Ford-Edison Electric Car Project

Though sales were low, EVs seemed promising enough that in 1914, Ford and Edison partnered to develop an experimental electric car—though the partnership may have been more about shoring up Edison's finances, as it involved Ford granting him a low-interest loan of $1.2 million. Public interest in a Ford-Edison electric car was high, though Ford insisted the exercise was purely an experiment. In the end, the prototypes were disappointing and the project was quietly killed around 1917. The partnership was also tasked with developing an electric starting system for the Model T, but Ford engineers found Edison's nickel-iron batteries couldn't develop sufficient power in cold weather. When the Model T finally offered electric starting in 1919, it used a lead-acid battery.

Charles Kettering's Electric Starter Dooms the EV

The electric starter, however—invented by Charles Kettering in 1912—largely put an end to the EV's new-found popularity. Self-starting overcame the primary barrier to driving for women, and the integrated electrical system meant drivers no longer needed to manually light acetylene lamps at night. Meanwhile, road paving in rural areas outpaced paving in cities, a factor that favored the gasoline touring car.

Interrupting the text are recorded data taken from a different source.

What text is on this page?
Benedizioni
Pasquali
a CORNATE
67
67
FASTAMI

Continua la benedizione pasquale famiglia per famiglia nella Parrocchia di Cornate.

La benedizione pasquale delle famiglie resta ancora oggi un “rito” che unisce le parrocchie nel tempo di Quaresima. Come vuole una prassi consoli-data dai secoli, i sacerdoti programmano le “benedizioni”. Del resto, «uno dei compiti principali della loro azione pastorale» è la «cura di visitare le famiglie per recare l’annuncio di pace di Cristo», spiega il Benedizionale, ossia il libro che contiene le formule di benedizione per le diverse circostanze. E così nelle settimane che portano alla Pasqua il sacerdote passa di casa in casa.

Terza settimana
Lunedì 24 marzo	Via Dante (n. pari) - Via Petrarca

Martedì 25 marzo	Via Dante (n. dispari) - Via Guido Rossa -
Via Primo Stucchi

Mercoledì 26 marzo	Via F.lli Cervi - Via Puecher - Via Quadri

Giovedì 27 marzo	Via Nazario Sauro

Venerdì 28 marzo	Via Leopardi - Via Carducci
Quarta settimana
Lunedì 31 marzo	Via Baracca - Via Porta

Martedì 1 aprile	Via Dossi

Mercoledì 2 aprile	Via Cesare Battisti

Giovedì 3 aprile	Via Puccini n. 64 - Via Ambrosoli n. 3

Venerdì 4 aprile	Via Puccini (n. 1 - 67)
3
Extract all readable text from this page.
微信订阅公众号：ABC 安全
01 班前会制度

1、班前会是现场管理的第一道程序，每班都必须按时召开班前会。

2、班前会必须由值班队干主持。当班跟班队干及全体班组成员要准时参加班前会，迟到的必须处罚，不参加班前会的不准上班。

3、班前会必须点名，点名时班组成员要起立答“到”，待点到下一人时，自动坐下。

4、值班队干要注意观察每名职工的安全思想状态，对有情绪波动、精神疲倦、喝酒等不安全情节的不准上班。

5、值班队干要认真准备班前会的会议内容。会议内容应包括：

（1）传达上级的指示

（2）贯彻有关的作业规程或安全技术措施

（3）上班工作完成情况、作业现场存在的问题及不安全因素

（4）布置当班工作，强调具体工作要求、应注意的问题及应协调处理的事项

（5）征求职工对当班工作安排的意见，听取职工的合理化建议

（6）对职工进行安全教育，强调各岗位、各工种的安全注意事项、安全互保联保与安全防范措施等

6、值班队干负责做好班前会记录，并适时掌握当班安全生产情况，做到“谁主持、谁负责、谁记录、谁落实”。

Even as cheap electricity spread rapidly throughout the West, interest in the electric car faded, and few electric car builders survived past World War I. Detroit Electric was one of the last holdouts, and built its last electric car in 1939.

Gas vs Electric: Who will Succeed?

A strong economy and growing suburbs made gasoline king for decades. Electric cars saw a small resurgence at the turn of the 21st century, then all went dark for a decade—just like the period from 1900-1910. Now, electrics are back and interest is strong. Will electrics succeed, or will internal combustion once again re-assert its dominance? Perhaps this is the time history finally doesn't repeat itself.